I should not, however, have worried. Piranha is just total glorious trash in the best possible sense of it all. I am a big, big fan of the 'creature runs amok' genre, be it Lake Placid, Alligator, Jaws, the Godzilla movies, Digby The Biggest Dog in the World or even Cloverfield. That stuff is like catnip to me. I cannot resist.  And Piranha is thusly a worthy addition to the oeuvre. The plot is slight – earthquake awakens prehistoric Piranhas. Piranhas eat tourists. Local cop must stop them. But frankly who cares about the plot? This is a chance to see every horror movie excess taken up to eleven. Be it nudity or gore, it’s all here and it’s all gloriously O.T.T.

Fun cameos abound from Richard Dreyfuss, Eli Roth (whom I despise, yet it’s undeniably fun seeing him get his comeuppance), and CHRISTOPHER LLOYD - hamming it up and channelling the spirit of Doc Brown in a manic turn as a local pet shop owner.  To clarify, Christopher Lloyd can do no wrong in my eyes. But where has he been? I’ve not seen him in a movie for ages and it is another of Piranha’s many plus points to have him lending his kinetic, hyperactive presence to the proceedings.

There is also a great irony, which I only realised after the movie had ended, where Richard Dreyfuss’ character more or less recreates a famous scene he was in from Jaws, but in reverse!

I also do not believe that there is another actor working today who can play an utter douchebag as well as Jerry O’Connell. The man just oozes fuckwittery, and has the kind of face that must act like a magnet for punches. He is every American Jock and British Reebok wearing, up-for-a-fight town centre Saturday night pisshead you’ve ever seen in your life, all rolled up into one oily cunt of a human being. It is almost unthinkable to reconcile the fact that he once plied his trade as the fat kid in Stand By Me or as the goody two shoes Quinn Mallory in the excellent, but underrated sci fi series Sliders, with the fact his bread and butter nowadays is playing a shitheel.

Some weight is lent to the yarn by having a bit of quality in there. Elizabeth Shue and Ving Rhames are on board as the hero cops and both are great. Nobody in the film plays it like it’s beneath them, or that they are slumming it, and bit parts are filled out with quality b-movie actors like Dina Meyer; And perhaps most shockingly of all, beyond even any of the gory set pieces Aja can set up, is that Kelly Brook is NOT terrible!

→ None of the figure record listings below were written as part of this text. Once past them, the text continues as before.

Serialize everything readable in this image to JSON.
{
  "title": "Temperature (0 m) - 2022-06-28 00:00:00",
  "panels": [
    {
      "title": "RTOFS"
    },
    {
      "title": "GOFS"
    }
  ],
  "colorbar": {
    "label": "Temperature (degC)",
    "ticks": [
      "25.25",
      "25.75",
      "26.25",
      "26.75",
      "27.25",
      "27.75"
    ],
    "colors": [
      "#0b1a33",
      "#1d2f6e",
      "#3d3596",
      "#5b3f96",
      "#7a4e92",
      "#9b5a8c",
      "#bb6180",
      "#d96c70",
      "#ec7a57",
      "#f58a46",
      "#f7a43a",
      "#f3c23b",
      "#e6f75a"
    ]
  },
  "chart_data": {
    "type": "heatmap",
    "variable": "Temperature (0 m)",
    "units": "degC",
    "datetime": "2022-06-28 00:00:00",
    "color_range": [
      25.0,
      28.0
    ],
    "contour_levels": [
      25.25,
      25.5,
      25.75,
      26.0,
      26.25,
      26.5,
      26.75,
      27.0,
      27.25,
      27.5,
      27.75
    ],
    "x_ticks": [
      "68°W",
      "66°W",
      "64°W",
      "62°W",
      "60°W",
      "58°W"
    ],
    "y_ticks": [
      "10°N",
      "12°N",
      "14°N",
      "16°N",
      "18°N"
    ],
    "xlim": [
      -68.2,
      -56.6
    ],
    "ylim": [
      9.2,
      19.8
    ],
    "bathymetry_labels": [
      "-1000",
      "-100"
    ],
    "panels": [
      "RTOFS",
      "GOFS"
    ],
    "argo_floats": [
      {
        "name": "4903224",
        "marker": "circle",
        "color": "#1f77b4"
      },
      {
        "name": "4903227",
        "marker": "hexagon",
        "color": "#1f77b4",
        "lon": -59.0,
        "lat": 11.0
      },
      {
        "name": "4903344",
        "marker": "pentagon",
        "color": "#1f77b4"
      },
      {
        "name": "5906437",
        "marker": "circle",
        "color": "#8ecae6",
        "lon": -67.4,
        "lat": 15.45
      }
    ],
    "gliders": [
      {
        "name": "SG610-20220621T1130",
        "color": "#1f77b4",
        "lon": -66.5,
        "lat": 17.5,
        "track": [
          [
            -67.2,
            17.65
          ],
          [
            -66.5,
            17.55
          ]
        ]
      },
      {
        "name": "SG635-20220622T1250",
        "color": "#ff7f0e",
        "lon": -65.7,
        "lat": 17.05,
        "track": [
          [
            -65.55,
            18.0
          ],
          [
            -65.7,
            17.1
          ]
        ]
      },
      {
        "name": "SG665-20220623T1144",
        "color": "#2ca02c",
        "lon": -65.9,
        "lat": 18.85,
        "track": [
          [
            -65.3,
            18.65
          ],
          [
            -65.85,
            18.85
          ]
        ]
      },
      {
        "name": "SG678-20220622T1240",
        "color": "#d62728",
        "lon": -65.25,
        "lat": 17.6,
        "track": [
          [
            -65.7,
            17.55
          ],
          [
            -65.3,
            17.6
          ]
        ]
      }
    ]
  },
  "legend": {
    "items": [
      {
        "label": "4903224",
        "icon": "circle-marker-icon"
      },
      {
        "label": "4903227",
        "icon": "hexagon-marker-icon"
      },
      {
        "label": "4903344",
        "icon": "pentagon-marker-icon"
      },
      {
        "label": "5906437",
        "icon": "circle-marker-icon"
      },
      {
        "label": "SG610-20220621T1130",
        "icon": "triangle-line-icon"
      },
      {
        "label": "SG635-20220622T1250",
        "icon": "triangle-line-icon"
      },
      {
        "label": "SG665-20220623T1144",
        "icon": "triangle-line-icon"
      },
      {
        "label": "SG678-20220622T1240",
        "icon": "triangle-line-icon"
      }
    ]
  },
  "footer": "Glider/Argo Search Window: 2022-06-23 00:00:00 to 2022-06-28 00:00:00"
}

The movie succeeds on all fronts. The set pieces and the gore are grisly and the special effects hold up even in 2D. It’s a movie designed as exploitation – exploitation of nudity and gore, and also of technology. It exists to take advantage of the 3D and show it off in the most base and tasteless ways possible. In case you’re mistaking that oxymoron for a criticism, then rest heartily assured that it is not. It is solid gold trash!  Low brow fun of the HIGHEST order. My only regret is that I did not catch this in 3D at the movies. If there is any possibility for you to see this flick in 3D then I would highly recommend it, because as good as it was, in 3D it would have been amazing.